Hypothesis

Age‑related increases in gut‑derived phenylacetic acid (PA) drive endothelial senescence, blood‑brain barrier (BBB) leakage, and vagal afferent dysfunction, thereby causing microglial activation and cognitive decline. Selective inhibition of the microbial phenylacetate‑CoA ligase that produces PA will lower circulating PA, restore BBB integrity, improve vagal signaling, and ameliorate brain aging phenotypes without requiring broad microbiome changes or SCFA restoration.

Mechanistic Rationale

Phenylacetic acid accumulates in aged mice and humans due to shifted microbial aromatic amino acid metabolism (3). PA enters the circulation, crosses a compromised BBB, and induces endothelial cell senescence via HDAC inhibition and increased VCAM‑1 expression, promoting leukocyte adhesion and further barrier breakdown (3). Senescent endothelial cells amplify microglial ROS production and innate immune activation (1). Concurrently, PA disrupts vagal afferent signaling by activating GPR84 on PHOX2B+ enteric neurons, reducing interoceptive input to the hippocampus and impairing memory engram formation (4, 5).

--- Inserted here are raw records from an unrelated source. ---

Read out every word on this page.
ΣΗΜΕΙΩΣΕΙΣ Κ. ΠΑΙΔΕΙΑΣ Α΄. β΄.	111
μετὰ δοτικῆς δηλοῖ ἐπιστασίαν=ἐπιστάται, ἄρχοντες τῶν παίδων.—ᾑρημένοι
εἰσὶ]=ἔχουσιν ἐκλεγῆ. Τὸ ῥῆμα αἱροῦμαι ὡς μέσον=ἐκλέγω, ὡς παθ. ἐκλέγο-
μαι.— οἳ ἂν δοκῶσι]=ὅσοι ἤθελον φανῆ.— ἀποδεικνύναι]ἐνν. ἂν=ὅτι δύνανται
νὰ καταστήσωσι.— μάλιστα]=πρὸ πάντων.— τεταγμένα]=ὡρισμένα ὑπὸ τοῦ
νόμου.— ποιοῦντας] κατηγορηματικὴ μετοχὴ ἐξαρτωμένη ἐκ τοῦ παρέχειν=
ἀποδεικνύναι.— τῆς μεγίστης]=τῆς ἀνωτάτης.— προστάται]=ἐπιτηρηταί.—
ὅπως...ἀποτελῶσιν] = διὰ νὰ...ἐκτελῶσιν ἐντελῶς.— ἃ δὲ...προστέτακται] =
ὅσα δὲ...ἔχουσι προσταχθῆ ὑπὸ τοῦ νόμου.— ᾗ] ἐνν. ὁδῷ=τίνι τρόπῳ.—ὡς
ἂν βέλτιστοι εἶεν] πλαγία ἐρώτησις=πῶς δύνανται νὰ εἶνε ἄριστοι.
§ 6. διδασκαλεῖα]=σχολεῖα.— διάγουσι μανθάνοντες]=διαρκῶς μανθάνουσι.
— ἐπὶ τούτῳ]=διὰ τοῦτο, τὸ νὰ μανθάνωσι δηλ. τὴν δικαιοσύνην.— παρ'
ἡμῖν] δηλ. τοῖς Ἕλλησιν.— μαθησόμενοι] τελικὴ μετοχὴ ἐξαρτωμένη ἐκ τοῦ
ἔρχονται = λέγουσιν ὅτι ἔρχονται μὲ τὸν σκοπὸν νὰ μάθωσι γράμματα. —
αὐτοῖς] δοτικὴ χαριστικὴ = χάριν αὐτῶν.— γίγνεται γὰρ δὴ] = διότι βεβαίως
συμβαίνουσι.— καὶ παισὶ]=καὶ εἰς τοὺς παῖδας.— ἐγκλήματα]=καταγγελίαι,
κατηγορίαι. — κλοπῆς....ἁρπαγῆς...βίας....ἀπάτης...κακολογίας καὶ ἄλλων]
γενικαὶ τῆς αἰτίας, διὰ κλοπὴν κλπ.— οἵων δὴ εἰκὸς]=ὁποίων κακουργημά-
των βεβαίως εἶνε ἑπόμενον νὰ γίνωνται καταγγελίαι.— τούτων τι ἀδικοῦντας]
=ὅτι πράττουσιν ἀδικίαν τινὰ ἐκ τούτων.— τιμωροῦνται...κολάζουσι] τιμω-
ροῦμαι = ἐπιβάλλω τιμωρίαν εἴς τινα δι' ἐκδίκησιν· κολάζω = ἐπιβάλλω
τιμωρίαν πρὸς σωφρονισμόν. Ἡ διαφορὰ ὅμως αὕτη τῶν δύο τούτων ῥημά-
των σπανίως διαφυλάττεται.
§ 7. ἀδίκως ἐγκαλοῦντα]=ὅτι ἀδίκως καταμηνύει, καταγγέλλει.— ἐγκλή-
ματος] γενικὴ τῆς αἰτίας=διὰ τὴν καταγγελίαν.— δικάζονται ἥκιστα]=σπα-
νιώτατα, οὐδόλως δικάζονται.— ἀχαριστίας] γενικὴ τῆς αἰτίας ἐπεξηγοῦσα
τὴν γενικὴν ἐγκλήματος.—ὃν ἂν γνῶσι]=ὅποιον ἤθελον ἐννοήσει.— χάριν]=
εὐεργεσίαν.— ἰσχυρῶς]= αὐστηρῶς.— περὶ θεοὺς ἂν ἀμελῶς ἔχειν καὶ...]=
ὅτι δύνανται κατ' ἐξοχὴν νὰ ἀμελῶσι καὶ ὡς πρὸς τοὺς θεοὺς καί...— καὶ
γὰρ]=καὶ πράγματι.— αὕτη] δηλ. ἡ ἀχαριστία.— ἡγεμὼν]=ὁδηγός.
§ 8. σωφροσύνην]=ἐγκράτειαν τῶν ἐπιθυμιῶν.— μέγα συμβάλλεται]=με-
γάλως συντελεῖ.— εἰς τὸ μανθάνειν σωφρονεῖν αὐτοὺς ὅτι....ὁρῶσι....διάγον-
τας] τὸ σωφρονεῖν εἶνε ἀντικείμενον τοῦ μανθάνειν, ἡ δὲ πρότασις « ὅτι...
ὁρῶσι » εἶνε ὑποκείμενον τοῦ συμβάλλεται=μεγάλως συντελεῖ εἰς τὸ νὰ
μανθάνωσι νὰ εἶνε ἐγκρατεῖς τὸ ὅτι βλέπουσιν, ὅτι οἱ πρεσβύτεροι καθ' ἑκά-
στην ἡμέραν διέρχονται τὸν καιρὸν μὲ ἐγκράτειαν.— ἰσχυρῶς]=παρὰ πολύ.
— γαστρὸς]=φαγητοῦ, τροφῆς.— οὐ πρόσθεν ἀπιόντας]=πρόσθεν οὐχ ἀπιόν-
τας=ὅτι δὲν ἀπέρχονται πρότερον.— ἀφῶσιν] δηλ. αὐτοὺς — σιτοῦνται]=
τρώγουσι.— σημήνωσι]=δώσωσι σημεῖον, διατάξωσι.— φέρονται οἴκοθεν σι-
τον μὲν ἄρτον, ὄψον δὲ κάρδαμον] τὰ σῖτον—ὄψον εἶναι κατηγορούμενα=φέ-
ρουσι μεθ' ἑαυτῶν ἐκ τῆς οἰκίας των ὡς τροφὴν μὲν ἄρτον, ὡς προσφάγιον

If PA is a primary upstream effector, lowering its production should protect the endothelium and vagal fibers, thereby breaking the gut→brain aging cascade even if the overall microbiota composition remains aged.

Testable Predictions

1. Metabolite level – Aged mice treated with a phenylacetate‑CoA ligase inhibitor will show a ≥40 % reduction in plasma PA compared with vehicle‑treated aged controls, while total SCFA concentrations remain unchanged.
2. BBB integrity – Inhibitor‑treated mice will exhibit decreased Evans blue extravasation and lower circulating CSF/plasma albumin ratio, indicating restored BBB tightness.
3. Endothelial senescence – Brain microvessels from inhibitor‑treated mice will have reduced SA‑β‑gal activity and VCAM‑1 immunostaining relative to controls.
4. Vagal signaling – Electrophysiological recordings of vagal afferent firing in response to gut distension will be increased, and hippocampal c‑Fos activation after vagal stimulation will be restored.
5. Neuroinflammation & cognition – Microglial Iba1 density and ROS production will be lowered, and performance in novel object recognition and Morris water maze will improve to levels comparable with young mice.
6. Specificity – Fecal microbiota transplantation from inhibitor‑treated aged donors into germ‑free young recipients will not transfer the protective phenotype, confirming that the effect is mediated by PA reduction rather than broader microbial shifts.

Experimental Design

• Subjects: 20‑month‑old C57BL/6J mice (n=10 per group).
• Intervention: Oral administration of a specific phenylacetate‑CoA ligase inhibitor (validated in vitro) daily for 8 weeks; control groups receive vehicle.
• Groups: (1) Aged + vehicle, (2) Aged + inhibitor, (3) Young + vehicle (baseline), (4) Aged + inhibitor + GPR84 antagonist (to test additive vagal rescue).
• Readouts: Plasma PA (LC‑MS/MS), BBB permeability (Evans blue, albumin ratio), endothelial senescence (SA‑β‑gal, VCAM‑1), vagal afferent activity (in vivo electrophysiology), microglial activation (Iba1, ROS), cognitive assays (novel object recognition, Morris water maze).
• Statistical analysis: ANOVA with post‑hoc Tukey; significance set at p<0.05.

Potential Outcomes and Interpretation

• If predictions hold: The data would support PA as a causal mediator of gut‑driven brain aging, demonstrating that targeting a single microbial metabolite can rescue BBB and vagal function, thereby ameliorating neuroinflammation and cognition. This would shift therapeutic focus from broad microbiome remodeling to precise metabolite inhibition.
• If PA reduction fails to improve BBB or cognition despite lowering PA: The hypothesis would be falsified, suggesting that PA is a biomarker rather than a driver, or that additional metabolites (e.g., MCFAs, TMAO) are required for the pathogenic cascade.
• If BBB improves but vagal signaling and cognition do not: This would indicate that endothelial protection is necessary but insufficient, emphasizing the need to concurrently restore vagal afferent integrity.

By providing a clear, falsifiable route to test whether a single gut‑derived metabolite sets the brain’s aging trajectory, this hypothesis advances the bottom‑up view of the gut‑brain axis and proposes a concrete, mechanism‑based intervention strategy for age‑related cognitive decline.